Konsumen RI jadi 'Pemakan Utang' Penyebab Menjamurnya Fintech Ilegal
- Imarticus
VIVA – Mayoritas konsumen Indonesia yang berbelanja online memiliki kecenderungan sebagai 'pemakan utang'. Artinya, mereka belanja tidak sesuai kebutuhan dan hanya mengikuti hawa nafsu semata. Ini salah satu penyebab menjamurnya fintech ilegal.
Bahkan, Ketua Satgas Waspada Investasi Otoritas Jasa Keuangan, Tongam L. Tobing, mengakui sangat kewalahan membendung kehadiran fintech ilegal akibat segala kemudahan dan perkembangan teknologi informasi digital yang begitu pesat.
Sebagai informasi, data OJK mencatat hingga saat ini, ada sekitar 1.477 aplikasi fintech peer-to-peer lending ilegal. Sementara, jumlah fintech peer-to-peer lending yang legal dan sudah terdaftar di OJK saat ini diketahui hanya mencapai 127 aplikasi.
"Lalu yang tidak boleh dilupakan adalah masalah literasi, di mana kita harus akui bahwa sebagian masyarakat kita belum cukup mendapatkan literasi mengenai fintech peer-to-peer lending, sehingga hal tersebut masih butuh ditingkatkan," kata Tongam, seperti dikutip dari VIVAnews.
Ia juga membeberkan modus penyebab kerap terjadinya masalah dalam mekanisme pinjam meminjam dana secara online, yang melibatkan fintech peer-to-peer lending, baik yang legal maupun ilegal.
"Masalahnya adalah kemudahan orang untuk membuat aplikasi saat ini. Satu aplikasi kita blokir hari ini, besok muncul lagi ribuan yang baru lainnya. Jadi pemerintah tidak bisa mendeteksi ya," jelas Tongam.
Ia bahkan mengaku bahwa pihaknya telah mencoba memecahkan masalah ini dengan memanggil pihak Google, dan menemukan keresahan yang sama terkait hal tersebut.
Tongam menceritakan, pihak Google hanya bisa membantu Satgas Waspada Investasi OJK dengan membuat satu kriteria, di mana semua aplikasi pinjaman online yang masuk di Play Store harus mempunyai Payback Period minimum 60 hari.
"Google sendiri tidak bisa melakukannya karena dalam satu hari bisa jutaan aplikasi baru.

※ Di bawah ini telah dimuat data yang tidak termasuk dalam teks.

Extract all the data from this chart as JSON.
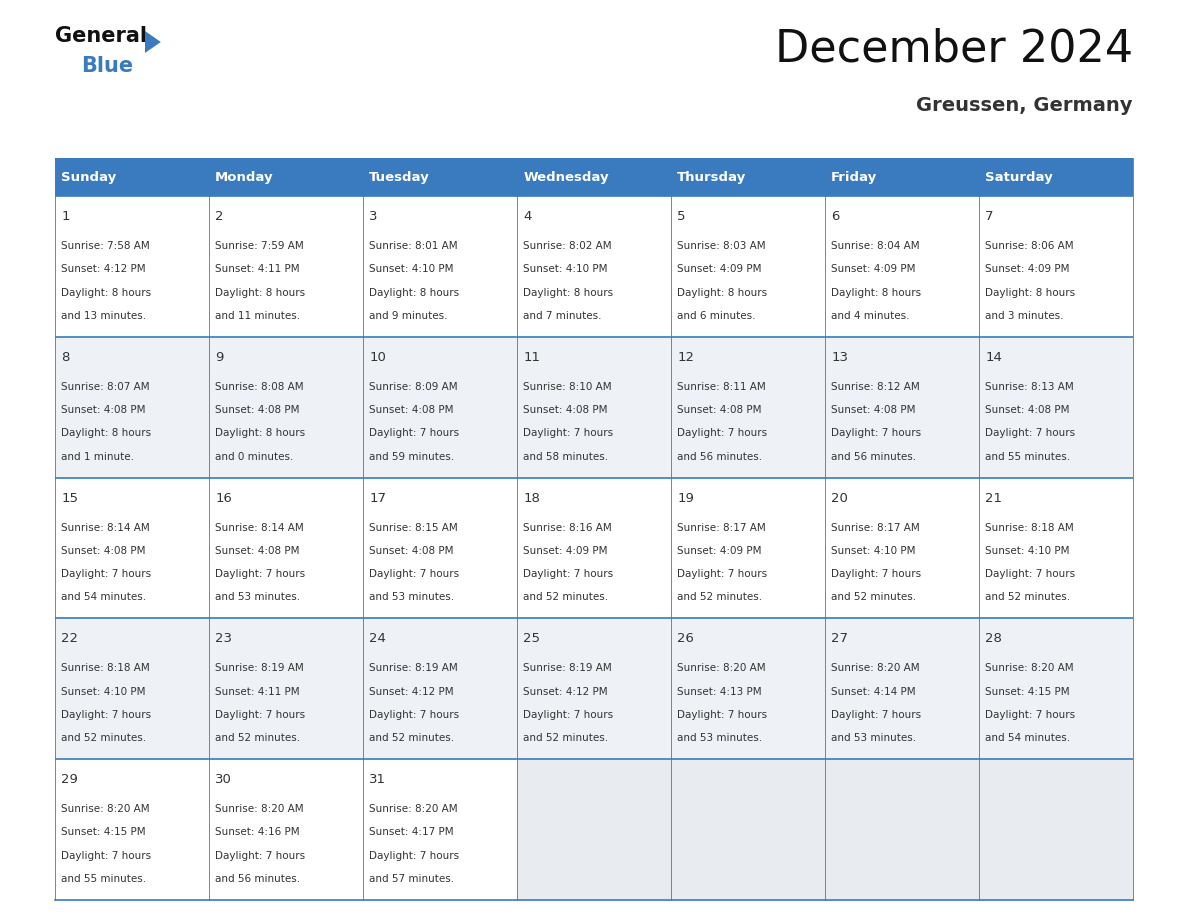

Apalagi itu semua open source, semua ditampung oleh Google," ujarnya.
Untuk itu, Tongam pun tak menyangkal bahwa salah satu masalah utamanya adalah kemajuan teknologi informasi yang begitu pesat, sehingga tidak mungkin suatu pihak bisa menghentikan masalah itu kecuali sudah terjadi.